Oracle Corporation (ORCL), Pay Google Inc. (GOOG) $1M in Court Costs

Google Inc. (NASDAQ:GOOG) was the winner in a copyright-infringement battle with Oracle Corporation (NASDAQ:ORCL) several months ago, but the judge in the case had some trouble with the amount of coverage the case generated – much of it from tech bloggers and commentators. Now, after the judge put out an order to both companies to produce lists of their paid commenters – and Google Inc. (NASDAQ:GOOG) seeming reluctance to comply with the order – the judge has now ordered Oracle to pay $1 million to Google to cover the work of a court-appointed expert in the case.

Google Inc (GOOG)

Google Inc. (NASDAQ:GOOG) had originally asked for $4 million in compensation from Oracle Corporation (NASDAQ:ORCL) to cover its costs incurred to have several experts testify in the case, in which Oracle accused Google of stealing some of its Java coding for use in the Android operating system. The court found in Google’s favor late last year. As a result of being the “prevailing party” in the case, Judge William Alsup considered the total legal costs bill by Google and subtracted nearly $3 million of e-discovery costs as “intellectual efforts: and thus non-taxable.

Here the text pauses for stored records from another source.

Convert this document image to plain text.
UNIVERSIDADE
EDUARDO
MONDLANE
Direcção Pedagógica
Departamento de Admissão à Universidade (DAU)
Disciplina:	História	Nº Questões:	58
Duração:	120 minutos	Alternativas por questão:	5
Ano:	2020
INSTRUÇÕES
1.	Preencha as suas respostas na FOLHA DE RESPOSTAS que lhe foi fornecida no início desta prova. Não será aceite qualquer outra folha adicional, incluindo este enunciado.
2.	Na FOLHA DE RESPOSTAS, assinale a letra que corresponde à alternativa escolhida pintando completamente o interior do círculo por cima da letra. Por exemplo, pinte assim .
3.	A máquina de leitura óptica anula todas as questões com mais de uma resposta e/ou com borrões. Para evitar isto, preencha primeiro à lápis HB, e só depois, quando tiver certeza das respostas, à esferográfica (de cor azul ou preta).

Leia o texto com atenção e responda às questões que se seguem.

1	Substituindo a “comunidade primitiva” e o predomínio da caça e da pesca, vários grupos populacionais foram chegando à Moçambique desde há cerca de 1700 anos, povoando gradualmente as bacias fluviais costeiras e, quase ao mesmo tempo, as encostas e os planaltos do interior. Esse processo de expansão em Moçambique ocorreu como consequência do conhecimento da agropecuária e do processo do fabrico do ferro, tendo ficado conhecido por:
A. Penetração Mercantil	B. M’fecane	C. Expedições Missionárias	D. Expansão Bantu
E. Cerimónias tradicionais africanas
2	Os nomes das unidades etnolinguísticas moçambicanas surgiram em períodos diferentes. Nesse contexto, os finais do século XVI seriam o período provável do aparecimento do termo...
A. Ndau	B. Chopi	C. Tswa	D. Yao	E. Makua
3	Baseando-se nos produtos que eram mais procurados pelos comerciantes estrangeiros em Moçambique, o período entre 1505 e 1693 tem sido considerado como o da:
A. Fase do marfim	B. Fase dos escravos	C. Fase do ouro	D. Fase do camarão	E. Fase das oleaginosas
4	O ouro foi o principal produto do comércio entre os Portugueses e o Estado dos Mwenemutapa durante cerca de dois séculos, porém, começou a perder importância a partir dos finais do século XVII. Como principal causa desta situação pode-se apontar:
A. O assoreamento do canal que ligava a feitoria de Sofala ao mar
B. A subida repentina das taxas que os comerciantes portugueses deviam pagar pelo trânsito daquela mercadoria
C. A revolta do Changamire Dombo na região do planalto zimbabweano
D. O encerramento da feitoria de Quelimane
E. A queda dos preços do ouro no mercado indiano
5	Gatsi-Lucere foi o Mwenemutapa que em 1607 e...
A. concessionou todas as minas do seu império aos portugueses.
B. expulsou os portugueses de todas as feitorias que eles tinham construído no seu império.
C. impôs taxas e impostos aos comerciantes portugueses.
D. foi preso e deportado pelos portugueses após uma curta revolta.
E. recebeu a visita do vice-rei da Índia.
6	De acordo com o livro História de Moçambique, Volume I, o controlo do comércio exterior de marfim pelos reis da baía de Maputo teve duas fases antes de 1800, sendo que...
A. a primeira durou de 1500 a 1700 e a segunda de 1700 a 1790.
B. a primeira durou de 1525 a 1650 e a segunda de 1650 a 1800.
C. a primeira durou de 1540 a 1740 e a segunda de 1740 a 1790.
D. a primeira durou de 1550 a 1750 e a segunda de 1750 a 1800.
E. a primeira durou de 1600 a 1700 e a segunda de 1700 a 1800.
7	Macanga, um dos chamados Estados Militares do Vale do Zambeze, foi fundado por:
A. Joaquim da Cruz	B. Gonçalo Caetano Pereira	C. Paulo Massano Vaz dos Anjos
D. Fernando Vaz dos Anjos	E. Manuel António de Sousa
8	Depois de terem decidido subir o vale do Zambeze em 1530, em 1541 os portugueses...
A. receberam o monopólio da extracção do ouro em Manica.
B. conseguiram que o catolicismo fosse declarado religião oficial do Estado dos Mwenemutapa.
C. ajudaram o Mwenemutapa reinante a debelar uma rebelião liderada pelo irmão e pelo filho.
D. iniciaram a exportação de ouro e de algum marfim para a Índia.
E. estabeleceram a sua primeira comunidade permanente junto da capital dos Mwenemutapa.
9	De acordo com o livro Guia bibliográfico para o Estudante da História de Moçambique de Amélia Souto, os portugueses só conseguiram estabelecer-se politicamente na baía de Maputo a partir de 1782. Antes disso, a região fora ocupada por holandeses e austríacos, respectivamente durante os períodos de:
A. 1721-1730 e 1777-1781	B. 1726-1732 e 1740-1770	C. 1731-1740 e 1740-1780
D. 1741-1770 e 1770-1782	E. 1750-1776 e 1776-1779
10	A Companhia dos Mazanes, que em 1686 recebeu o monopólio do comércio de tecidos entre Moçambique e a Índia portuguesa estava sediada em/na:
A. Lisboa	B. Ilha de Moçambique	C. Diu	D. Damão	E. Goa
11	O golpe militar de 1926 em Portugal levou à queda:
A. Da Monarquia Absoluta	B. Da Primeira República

So Google Inc. (NASDAQ:GOOG) came out ahead in this matter, though there was no ultimate resolution to the paid-writer order by Alsup from last month. Oracle Corporation (NASDAQ:ORCL) easily complied with the order, while Google maintained that it did not directly compensate anyone to write about the case, but did submit the possibility of indirect compensation through other parties. Still, the judge sent out a new order to Google Inc. (NASDAQ:GOOG), but Google stood by its initial claim and thus did nto submit names – while Oracle was up front about hiring patent consultant Florian Mueller at the outset of the tiral.

Just another victory, albeit small, for Google Inc. (NASDAQ:GOOG) in its ongoing patent battles in court.  It doesn’t mark a huge windfall for Google, but the principle of victory behind it will likely ripple at least a little for investors like hedge-fund manager Chase Coleman of Tiger Global Management LLC.